Aktivitas warga membeli barang di pusat perbelanjaan juga dibatasi dari pukul 06.00 hingga pukul 14.00 WIT. Tim Pengamanan dan Hukum Satgas Penanganan Korona mendapat kewenangan untuk menertibkan warga yang tidak melaksanakan pembatasan sosial (social distancing) atau tidak kontak dengan banyak orang di luar rumah.
Kepala Polda Papua Inspektur Jenderal Paulus Waterpauw mendukung penuh kebijakan pembatasan sosial itu.

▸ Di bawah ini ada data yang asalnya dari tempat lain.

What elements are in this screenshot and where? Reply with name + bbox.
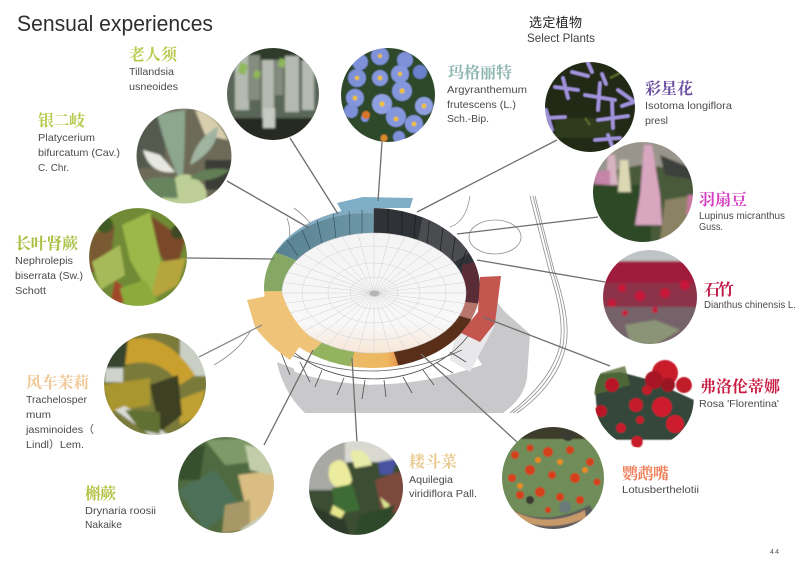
photo: Lotus xyxy=(500,425,607,530)
ring segment: orange xyxy=(346,352,398,368)
label: Trachelospermum: jasminoides（ xyxy=(25,424,94,436)
label: Lupinus xyxy=(699,191,785,233)
label: Aquilegia: Aquilegia xyxy=(409,474,453,486)
plant: Aquilegia viridiflora xyxy=(307,440,477,536)
photo: Isotoma xyxy=(543,60,638,154)
white under-ring band xyxy=(290,345,482,384)
label: Rosa: 弗洛伦蒂娜 xyxy=(700,377,780,396)
photo: Aquilegia xyxy=(307,440,407,536)
label: Drynaria: 槲蕨 xyxy=(85,484,116,503)
label: Tillandsia xyxy=(129,45,178,93)
label: Drynaria: Nakaike xyxy=(85,519,122,531)
title: Sensual experiences xyxy=(17,11,213,36)
plant: Dianthus chinensis xyxy=(601,248,796,346)
ring segment: dark glass xyxy=(374,208,480,284)
plant: Argyranthemum frutescens xyxy=(340,46,527,144)
stadium plan diagram xyxy=(214,196,568,414)
label: Isotoma: presl xyxy=(645,115,668,127)
label: Platycerium: Platycerium xyxy=(38,132,95,144)
ring segment: brown xyxy=(394,316,472,366)
label: Trachelospermum: mum xyxy=(26,409,51,421)
label: Rosa xyxy=(699,377,780,410)
ring panel: top blue xyxy=(337,197,413,212)
ground shadow xyxy=(277,302,530,413)
ring segment: yellow base xyxy=(264,290,322,354)
label: Lupinus: Lupinus micranthus xyxy=(699,210,785,222)
photo: Rosa xyxy=(590,360,694,450)
ring panel: red xyxy=(461,276,501,342)
label: Dianthus xyxy=(704,280,796,311)
label: Platycerium: bifurcatum (Cav.) xyxy=(38,147,120,159)
photo: Drynaria xyxy=(176,436,276,534)
photo: Lupinus xyxy=(591,141,696,245)
label: Isotoma: 彩星花 xyxy=(645,79,693,98)
label: Lupinus: Guss. xyxy=(699,221,723,233)
label: Tillandsia: 老人须 xyxy=(129,45,178,64)
label: Nephrolepis: biserrata (Sw.) xyxy=(15,270,83,282)
photo: Dianthus xyxy=(601,248,701,346)
label: Lotus xyxy=(622,464,699,496)
photo: Nephrolepis xyxy=(88,207,188,308)
plant: Isotoma longiflora xyxy=(543,60,732,154)
label: Isotoma: Isotoma longiflora xyxy=(645,100,732,112)
ring segment: blue glass xyxy=(269,208,374,264)
ring segment: rose xyxy=(459,302,478,325)
label: Argyranthemum: 玛格丽特 xyxy=(448,63,512,82)
label: Trachelospermum xyxy=(25,373,94,451)
label: Lupinus: 羽扇豆 xyxy=(699,191,747,209)
wire cage xyxy=(262,300,484,399)
label: Argyranthemum: Argyranthemum xyxy=(447,84,527,96)
label: Platycerium: C. Chr. xyxy=(38,162,69,174)
label: Nephrolepis: 长叶肾蕨 xyxy=(15,234,78,253)
ring wedges xyxy=(264,208,480,368)
ring panel: yellow xyxy=(247,293,308,360)
plant: Tillandsia usneoides xyxy=(129,45,321,144)
label: Argyranthemum xyxy=(447,63,527,125)
label: Trachelospermum: Lindl）Lem. xyxy=(26,439,84,451)
label: Lotus: 鹦鹉嘴 xyxy=(622,464,669,483)
leader lines xyxy=(187,138,610,445)
plant: Lotus berthelotii xyxy=(500,425,699,530)
photo: Argyranthemum xyxy=(340,46,436,144)
heading: select plants: 选定植物 xyxy=(529,15,582,30)
photo: Platycerium xyxy=(135,108,235,206)
ring segment: green bottom xyxy=(312,342,354,366)
ring segment: dark red glass xyxy=(462,262,480,306)
label: Tillandsia: Tillandsia xyxy=(129,66,174,78)
label: Nephrolepis: Schott xyxy=(15,285,46,297)
photo: Tillandsia xyxy=(227,48,319,140)
plant: Lupinus micranthus xyxy=(591,141,785,245)
label: Lotus: Lotusberthelotii xyxy=(622,484,699,496)
label: Argyranthemum: frutescens (L.) xyxy=(447,99,516,111)
plant: Platycerium bifurcatum xyxy=(38,108,235,206)
label: Platycerium: 银二岐 xyxy=(38,111,85,130)
label: Tillandsia: usneoides xyxy=(129,81,178,93)
label: Rosa: Rosa 'Florentina' xyxy=(699,398,779,410)
label: Aquilegia xyxy=(409,452,477,500)
dome xyxy=(282,233,466,353)
label: Drynaria xyxy=(85,484,156,531)
plant: Rosa Florentina xyxy=(590,360,780,450)
label: Platycerium xyxy=(38,111,120,174)
heading: select plants: Select Plants xyxy=(527,31,595,45)
label: Aquilegia: 耧斗菜 xyxy=(409,452,457,471)
heading: select plants xyxy=(527,15,595,45)
road curves xyxy=(214,196,567,413)
label: Aquilegia: viridiflora Pall. xyxy=(409,488,477,500)
label: Argyranthemum: Sch.-Bip. xyxy=(447,113,489,125)
label: Nephrolepis: Nephrolepis xyxy=(15,255,73,267)
photo: Trachelospermum xyxy=(103,332,210,436)
label: Drynaria: Drynaria roosii xyxy=(85,505,156,517)
page number: 44 xyxy=(770,549,779,556)
plant: Trachelospermum jasminoides xyxy=(25,332,210,451)
label: Isotoma xyxy=(645,79,732,127)
label: Dianthus: 石竹 xyxy=(704,280,734,299)
label: Trachelospermum: 风车茉莉 xyxy=(26,373,89,392)
label: Nephrolepis xyxy=(15,234,83,297)
label: Trachelospermum: Trachelosper xyxy=(26,394,88,406)
ring segment: green left xyxy=(264,252,296,292)
plant: Drynaria roosii xyxy=(85,436,276,534)
plant: Nephrolepis biserrata xyxy=(15,207,188,308)
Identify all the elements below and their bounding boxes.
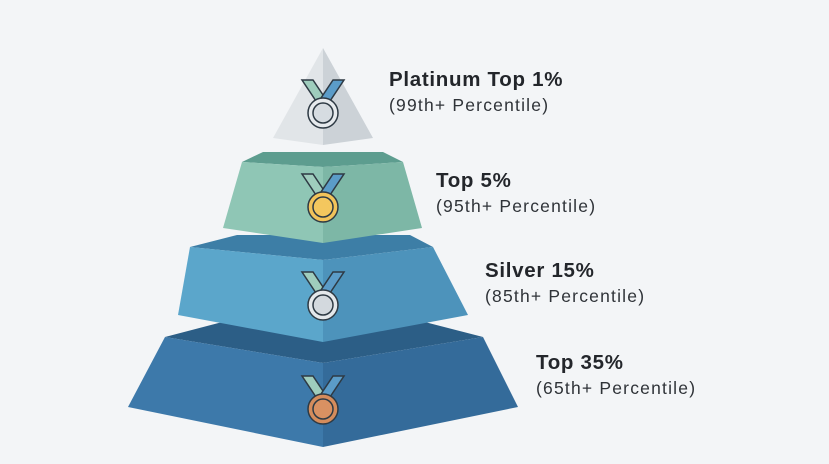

Kebijakan ini dinilai sebagai satu-satunya solusi untuk mencegah penyebaran Covid-19 di Papua semakin meluas.
Ia pun mengatakan, Polda Papua telah menyiapkan 2.500 personel tim reaksi cepat untuk membantu Satgas Penanganan Virus Korona Provinsi Papua. ”Kami akan menertibkan warga yang masih berkumpul di suatu tempat dalam jumlah yang banyak, memproses hukum oknum pedagang yang menimbun sembako serta alat kesehatan, dan melacak warga yang berhubungan dengan pasien positif Covid-19,” tutur Paulus.
Sementara itu, jumlah pasien dalam pengawasan (PDP) yang positif Covid-19 di Papua kembali bertambah dari dua menjadi tiga kasus. Kasus yang ketiga ini juga berada di Kabupaten Merauke, seperti dua kasus sebelumnya.
Pelaksana tugas Kepala Dinas Kesehatan Kabupaten Merauke Nevile Muskita mengatakan, pasien positif ketiga ini baru kembali dari Jakarta beberapa hari lalu. Pasien laki-laki ini tidak memiliki riwayat kontak dengan dua pasien positif sebelumnya.
Saat ini, Nevile mengatakan, ketiga pasien itu masih menjalani perawatan di ruang isolasi RSUD Merauke. ”Kondisi mereka sakit ringan hingga sedang,” katanya.
Juru Bicara II Satgas Penanganan Virus Korona Provinsi Papua dr Arry Pongtiku mengatakan, Pemprov Papua akan mendatangkan 2.400 unit alat tes cepat (rapid test) Covid-19 pada Rabu (25/3/2020). ”Penggunaan rapid test untuk warga dengan kategori tertentu, yakni yang mengalami gejala gangguan kesehatan yang diduga terjangkit virus korona,” papar Arry.
Total 716 orang berstatus dalam pemantauan (ODP) yang tersebar di sejumlah wilayah di Papua hingga Selasa ini. Terdapat lima warga negara asing dari 716 ODP ini.